Lactation: In animal studies, tolcapone was excreted in maternal milk. It is not known whether tolcapone is excreted in human milk. Since the safety of tolcapone in infants is unknown, women should not breast-feed during treatment with tolcapone.

Children: Safety and efficacy of tolcapone have not been established in the pediatric population and use in patients below the age of 18 is not recommended.

Drug Interactions : Protein Binding: Although tolcapone is highly protein bound, in vitro studies have shown that at 50 µg/mL (approximately 5-fold higher than therapeutic concentrations), it did not displace warfarin, tolbutamide, digitoxin and phenytoin from their binding sites (see Pharmacology, Drug Interactions).
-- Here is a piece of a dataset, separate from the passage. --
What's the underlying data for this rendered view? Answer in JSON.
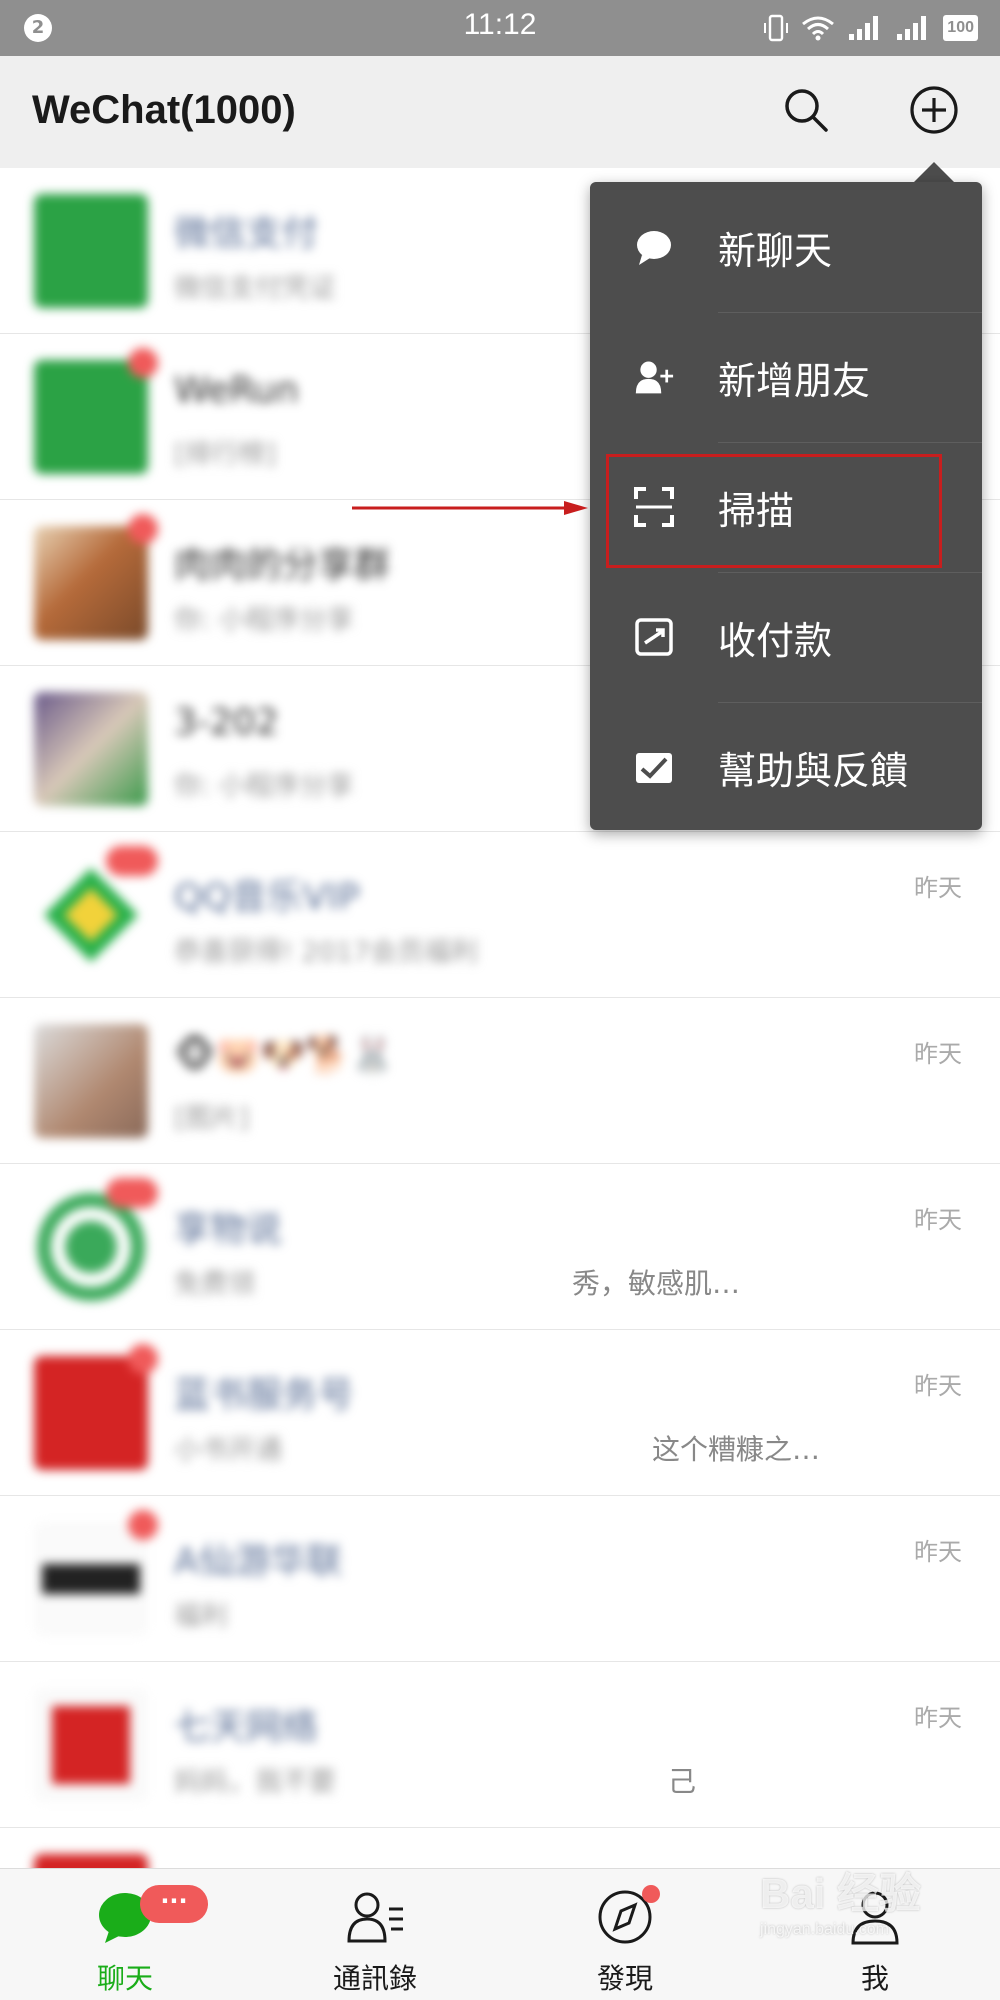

Drugs Metabolized by Catechol-O-methyltransferase (COMT): Tolcapone may influence the pharmacokinetics of drugs metabolized by COMT. No effects were seen on the pharmacokinetics of the COMT substrate carbidopa. However, an interaction was observed with benserazide, which may lead to increased levels of benserazide and its active metabolite. The magnitude of the effect depended upon the dose of benserazide. Plasma concentrations of benserazide, observed after co-administration of tolcapone and levodopa/benserazide, 100/ 25 mg, were still within the range of values observed with levodopa/benserazide alone. However, after the coadministration of tolcapone and levodopa/benserazide, 200/50 mg, benserazide plasma concentrations could be increased above the levels usually observed with levodopa/benserazide alone. The most prominent sign of benserazide toxicity is fatty liver degeneration in dogs. However, pharmacokinetic data indicate that the median AUC values of benserazide in dogs, at subtoxic doses, were considerably higher than AUC values seen in humans. A subanalysis of tolcapone safety in patients, receiving 25 mg versus 50 mg doses of benserazide, did not indicate different rates of occurrence of liver transaminase elevations.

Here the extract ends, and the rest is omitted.